Human papillomavirus (HPV) is the virus responsible for most warts on the skin. Some HPV strains can be sexually transmitted and are capable of causing genital warts and a variety of cancers (cervical, anogenital, penile, and oropharyngeal). The strains most responsible for cancers are classified as “high risk HPV” and can be prevented through vaccination of girls or boys at approximately age 11-12 (prior to sexual exposures). Although vaccination rates have increased among girls, vaccination of boys is not as widely practiced.
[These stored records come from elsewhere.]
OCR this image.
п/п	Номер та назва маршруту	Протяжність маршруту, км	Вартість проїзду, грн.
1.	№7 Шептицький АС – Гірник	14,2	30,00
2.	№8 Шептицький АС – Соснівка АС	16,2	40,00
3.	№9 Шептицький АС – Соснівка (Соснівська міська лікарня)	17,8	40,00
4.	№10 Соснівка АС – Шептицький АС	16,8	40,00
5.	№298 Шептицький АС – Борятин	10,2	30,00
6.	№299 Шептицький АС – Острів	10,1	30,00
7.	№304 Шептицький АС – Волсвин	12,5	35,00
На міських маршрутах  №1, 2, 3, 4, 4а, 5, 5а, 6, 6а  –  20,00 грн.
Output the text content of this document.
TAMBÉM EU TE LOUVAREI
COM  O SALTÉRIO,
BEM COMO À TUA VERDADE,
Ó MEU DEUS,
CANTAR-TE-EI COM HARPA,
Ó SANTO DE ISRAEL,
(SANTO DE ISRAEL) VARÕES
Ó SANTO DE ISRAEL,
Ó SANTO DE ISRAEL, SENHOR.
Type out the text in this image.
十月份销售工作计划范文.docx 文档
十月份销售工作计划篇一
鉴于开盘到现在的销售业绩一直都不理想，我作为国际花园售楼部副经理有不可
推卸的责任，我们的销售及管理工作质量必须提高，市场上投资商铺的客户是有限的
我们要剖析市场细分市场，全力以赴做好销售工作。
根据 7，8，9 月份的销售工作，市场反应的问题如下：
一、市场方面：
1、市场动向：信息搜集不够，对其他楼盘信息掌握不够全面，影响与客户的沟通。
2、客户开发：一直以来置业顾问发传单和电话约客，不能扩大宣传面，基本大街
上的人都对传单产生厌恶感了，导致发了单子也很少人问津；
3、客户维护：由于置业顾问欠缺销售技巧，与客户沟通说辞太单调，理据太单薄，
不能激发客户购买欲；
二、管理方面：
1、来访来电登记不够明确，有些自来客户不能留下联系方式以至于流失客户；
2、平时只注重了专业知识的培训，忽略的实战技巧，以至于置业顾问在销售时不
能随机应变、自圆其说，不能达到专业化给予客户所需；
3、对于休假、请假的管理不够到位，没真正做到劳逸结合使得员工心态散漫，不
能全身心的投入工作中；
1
A recent study published in JAMA Oncology ( identified that in their study group of United States men ages 18-59 (1868 men tested in total) the overall genital HPV infection prevalence was 45%. The rate of infection prevalence for the high risk HPV subtypes (which place individuals and their sexual partners at significantly increased risk for cancer) was 25%. Sometimes individuals will develop genital warts which signal that they are infected. However, in most cases the HPV virus may be subclinical, meaning that there are no genital warts or visible signs of infection, but the viral infection still causes the individual to be at increased risk of HPV-related cancers in the future. According to the article, “It is estimated that more than 9000 cases of HPV-related cancers occur in men annually, responsible for 63% of penile, 91% of anal, and 72% of oropharyngeal cancers.” Additionally, male carriers of HPV virus may transmit HPV to their sexual partners placing them at risk for cervical and other cancers.
Based on these risks associated with HPV, the authors of this article encourage parents to consider HPV vaccinations for not only their daughters, but also for their sons at approximately 11-12 years old so that they are protected prior to possible exposure through sexual activity.